The city ordinance phases out all such oil and gas extraction activities by banning new oil and gas extraction and ceasing existing operations within 20 years. Operators would not be able to expand their existing sites or extend the life of a well during the 20-year phase-out period.

But according to the petition, the city’s actions were “unlawful, arbitrary, capricious, unreasonable and lacking in evidentiary support and, in fact, were contradicted by the evidence.”

The City Attorney’s Office advised city officials in a public meeting prior to the publishing of the ordinance that the city should obtain an expert amortization study before adopting an ordinance that will impact operators’ rights, but the city instead “brazenly chose to ignore the legal advice of its own lawyers,” according to the petition.

The ordinance will “undoubtedly force Warren and other operators to shutter their doors,” according to the petition, which further states that the company’s sole operations are within the Los Angeles basin and its only business is oil and gas extraction.

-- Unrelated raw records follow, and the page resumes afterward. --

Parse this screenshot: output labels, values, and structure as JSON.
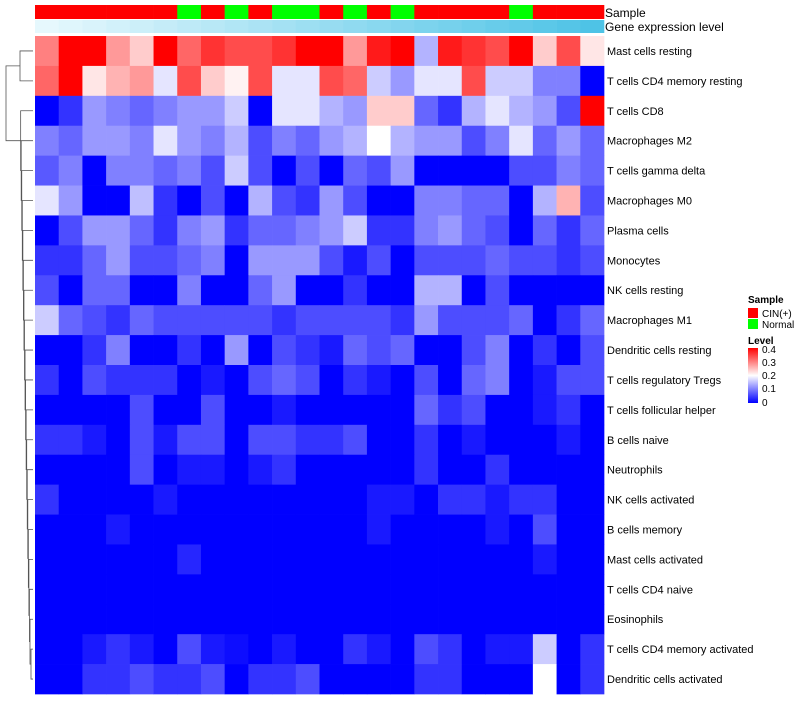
{
  "chart_data": {
    "type": "heatmap",
    "column_annotations": [
      {
        "name": "Sample",
        "values": [
          "CIN(+)",
          "CIN(+)",
          "CIN(+)",
          "CIN(+)",
          "CIN(+)",
          "CIN(+)",
          "Normal",
          "CIN(+)",
          "Normal",
          "CIN(+)",
          "Normal",
          "Normal",
          "CIN(+)",
          "Normal",
          "CIN(+)",
          "Normal",
          "CIN(+)",
          "CIN(+)",
          "CIN(+)",
          "CIN(+)",
          "Normal",
          "CIN(+)",
          "CIN(+)",
          "CIN(+)"
        ]
      },
      {
        "name": "Gene expression level",
        "values": [
          0.02,
          0.04,
          0.06,
          0.08,
          0.1,
          0.12,
          0.14,
          0.16,
          0.18,
          0.2,
          0.22,
          0.24,
          0.26,
          0.28,
          0.3,
          0.32,
          0.34,
          0.36,
          0.38,
          0.4,
          0.42,
          0.44,
          0.46,
          0.48
        ]
      }
    ],
    "rows": [
      "Mast cells resting",
      "T cells CD4 memory resting",
      "T cells CD8",
      "Macrophages M2",
      "T cells gamma delta",
      "Macrophages M0",
      "Plasma cells",
      "Monocytes",
      "NK cells resting",
      "Macrophages M1",
      "Dendritic cells resting",
      "T cells regulatory  Tregs",
      "T cells follicular helper",
      "B cells naive",
      "Neutrophils",
      "NK cells activated",
      "B cells memory",
      "Mast cells activated",
      "T cells CD4 naive",
      "Eosinophils",
      "T cells CD4 memory activated",
      "Dendritic cells activated"
    ],
    "matrix": [
      [
        0.3,
        0.4,
        0.4,
        0.28,
        0.24,
        0.4,
        0.32,
        0.36,
        0.34,
        0.34,
        0.36,
        0.4,
        0.4,
        0.28,
        0.38,
        0.4,
        0.14,
        0.38,
        0.36,
        0.34,
        0.4,
        0.24,
        0.34,
        0.22
      ],
      [
        0.32,
        0.4,
        0.22,
        0.26,
        0.28,
        0.18,
        0.34,
        0.24,
        0.21,
        0.34,
        0.18,
        0.18,
        0.34,
        0.32,
        0.16,
        0.12,
        0.18,
        0.18,
        0.34,
        0.16,
        0.16,
        0.1,
        0.1,
        0.0
      ],
      [
        0.0,
        0.04,
        0.12,
        0.1,
        0.08,
        0.1,
        0.12,
        0.12,
        0.16,
        0.0,
        0.18,
        0.18,
        0.14,
        0.12,
        0.24,
        0.24,
        0.08,
        0.04,
        0.14,
        0.18,
        0.14,
        0.12,
        0.06,
        0.4
      ],
      [
        0.1,
        0.08,
        0.12,
        0.12,
        0.1,
        0.18,
        0.12,
        0.1,
        0.14,
        0.06,
        0.1,
        0.08,
        0.12,
        0.14,
        0.2,
        0.14,
        0.12,
        0.12,
        0.06,
        0.1,
        0.18,
        0.08,
        0.12,
        0.08
      ],
      [
        0.07,
        0.1,
        0.0,
        0.1,
        0.1,
        0.08,
        0.1,
        0.06,
        0.16,
        0.06,
        0.0,
        0.06,
        0.0,
        0.08,
        0.06,
        0.12,
        0.0,
        0.0,
        0.0,
        0.0,
        0.06,
        0.06,
        0.1,
        0.08
      ],
      [
        0.18,
        0.12,
        0.0,
        0.0,
        0.15,
        0.04,
        0.0,
        0.06,
        0.0,
        0.14,
        0.06,
        0.04,
        0.12,
        0.06,
        0.0,
        0.0,
        0.1,
        0.1,
        0.08,
        0.08,
        0.0,
        0.14,
        0.26,
        0.06
      ],
      [
        0.0,
        0.06,
        0.12,
        0.12,
        0.08,
        0.04,
        0.1,
        0.12,
        0.04,
        0.08,
        0.08,
        0.1,
        0.12,
        0.16,
        0.04,
        0.04,
        0.1,
        0.12,
        0.08,
        0.06,
        0.0,
        0.08,
        0.04,
        0.08
      ],
      [
        0.04,
        0.04,
        0.08,
        0.12,
        0.06,
        0.06,
        0.08,
        0.1,
        0.0,
        0.12,
        0.12,
        0.12,
        0.06,
        0.02,
        0.06,
        0.0,
        0.06,
        0.06,
        0.06,
        0.08,
        0.06,
        0.06,
        0.04,
        0.06
      ],
      [
        0.06,
        0.0,
        0.08,
        0.08,
        0.0,
        0.0,
        0.1,
        0.0,
        0.0,
        0.08,
        0.12,
        0.0,
        0.0,
        0.04,
        0.0,
        0.0,
        0.14,
        0.14,
        0.0,
        0.06,
        0.0,
        0.0,
        0.0,
        0.0
      ],
      [
        0.16,
        0.08,
        0.06,
        0.04,
        0.08,
        0.06,
        0.06,
        0.06,
        0.06,
        0.06,
        0.04,
        0.06,
        0.06,
        0.06,
        0.06,
        0.04,
        0.12,
        0.06,
        0.06,
        0.06,
        0.08,
        0.0,
        0.04,
        0.08
      ],
      [
        0.0,
        0.0,
        0.04,
        0.1,
        0.0,
        0.0,
        0.04,
        0.0,
        0.12,
        0.0,
        0.06,
        0.04,
        0.02,
        0.08,
        0.06,
        0.08,
        0.0,
        0.0,
        0.06,
        0.1,
        0.0,
        0.04,
        0.0,
        0.06
      ],
      [
        0.04,
        0.0,
        0.06,
        0.04,
        0.04,
        0.04,
        0.0,
        0.02,
        0.0,
        0.06,
        0.08,
        0.06,
        0.0,
        0.04,
        0.02,
        0.0,
        0.06,
        0.0,
        0.08,
        0.1,
        0.0,
        0.02,
        0.06,
        0.06
      ],
      [
        0.0,
        0.0,
        0.0,
        0.0,
        0.06,
        0.0,
        0.0,
        0.06,
        0.0,
        0.0,
        0.02,
        0.0,
        0.0,
        0.0,
        0.0,
        0.0,
        0.08,
        0.04,
        0.06,
        0.0,
        0.0,
        0.02,
        0.04,
        0.0
      ],
      [
        0.04,
        0.04,
        0.02,
        0.0,
        0.06,
        0.02,
        0.06,
        0.06,
        0.0,
        0.06,
        0.06,
        0.04,
        0.04,
        0.06,
        0.0,
        0.0,
        0.04,
        0.0,
        0.02,
        0.0,
        0.0,
        0.0,
        0.02,
        0.0
      ],
      [
        0.0,
        0.0,
        0.0,
        0.0,
        0.06,
        0.0,
        0.02,
        0.02,
        0.0,
        0.02,
        0.04,
        0.0,
        0.0,
        0.0,
        0.0,
        0.0,
        0.04,
        0.0,
        0.0,
        0.04,
        0.0,
        0.0,
        0.0,
        0.0
      ],
      [
        0.04,
        0.0,
        0.0,
        0.0,
        0.0,
        0.02,
        0.0,
        0.0,
        0.0,
        0.0,
        0.0,
        0.0,
        0.0,
        0.0,
        0.02,
        0.02,
        0.0,
        0.04,
        0.04,
        0.02,
        0.04,
        0.04,
        0.0,
        0.0
      ],
      [
        0.0,
        0.0,
        0.0,
        0.02,
        0.0,
        0.0,
        0.0,
        0.0,
        0.0,
        0.0,
        0.0,
        0.0,
        0.0,
        0.0,
        0.02,
        0.0,
        0.0,
        0.0,
        0.0,
        0.02,
        0.0,
        0.06,
        0.0,
        0.0
      ],
      [
        0.0,
        0.0,
        0.0,
        0.0,
        0.0,
        0.0,
        0.03,
        0.0,
        0.0,
        0.0,
        0.0,
        0.0,
        0.0,
        0.0,
        0.0,
        0.0,
        0.0,
        0.0,
        0.0,
        0.0,
        0.0,
        0.02,
        0.0,
        0.0
      ],
      [
        0.0,
        0.0,
        0.0,
        0.0,
        0.0,
        0.0,
        0.0,
        0.0,
        0.0,
        0.0,
        0.0,
        0.0,
        0.0,
        0.0,
        0.0,
        0.0,
        0.0,
        0.0,
        0.0,
        0.0,
        0.0,
        0.0,
        0.0,
        0.0
      ],
      [
        0.0,
        0.0,
        0.0,
        0.0,
        0.0,
        0.0,
        0.0,
        0.0,
        0.0,
        0.0,
        0.0,
        0.0,
        0.0,
        0.0,
        0.0,
        0.0,
        0.0,
        0.0,
        0.0,
        0.0,
        0.0,
        0.0,
        0.0,
        0.0
      ],
      [
        0.0,
        0.0,
        0.02,
        0.04,
        0.02,
        0.0,
        0.06,
        0.02,
        0.01,
        0.0,
        0.02,
        0.0,
        0.0,
        0.04,
        0.02,
        0.0,
        0.06,
        0.04,
        0.0,
        0.02,
        0.02,
        0.16,
        0.0,
        0.04
      ],
      [
        0.0,
        0.0,
        0.04,
        0.04,
        0.06,
        0.04,
        0.04,
        0.06,
        0.0,
        0.04,
        0.04,
        0.06,
        0.0,
        0.0,
        0.0,
        0.0,
        0.04,
        0.04,
        0.0,
        0.0,
        0.0,
        0.2,
        0.0,
        0.04
      ]
    ],
    "color_scale": {
      "min": 0,
      "mid": 0.2,
      "max": 0.4,
      "low_color": "#0000ff",
      "mid_color": "#ffffff",
      "high_color": "#ff0000"
    },
    "legends": {
      "sample": {
        "title": "Sample",
        "entries": [
          {
            "label": "CIN(+)",
            "color": "#ff0000"
          },
          {
            "label": "Normal",
            "color": "#00ff00"
          }
        ]
      },
      "level": {
        "title": "Level",
        "ticks": [
          "0.4",
          "0.3",
          "0.2",
          "0.1",
          "0"
        ]
      }
    },
    "annotation_colors": {
      "gene_low": "#e6f8fd",
      "gene_high": "#4ec3e6"
    },
    "dendrogram": "rows"
  }
}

“Not only does this effect a taking for which no just compensation has been paid, but a shutdown of the industry will eliminate good-paying jobs, leaving many jobless with no plausible equivalent replacement,” the petition states. “The shutdown of Warren’s operations will also result in lost income to its royalty owners, many of whom rely on that income to survive.”

In its alleged rush to make headlines, the city “never bothered to consider the actual environmental footprint of Warren’s operations,” which are 100% electric, and emissions from its nearly 10-acre facility are the equivalent of a fast-food restaurant with a drive-through, according to the petition.

Warren has invested more than $400 million in drilling and facilities construction at its operation site, produces about 1,800 barrels of oil daily and currently operates about 165 active wells and 79 idle wells for a total of 244 of the approximately 640 current wells in the city, the petition states.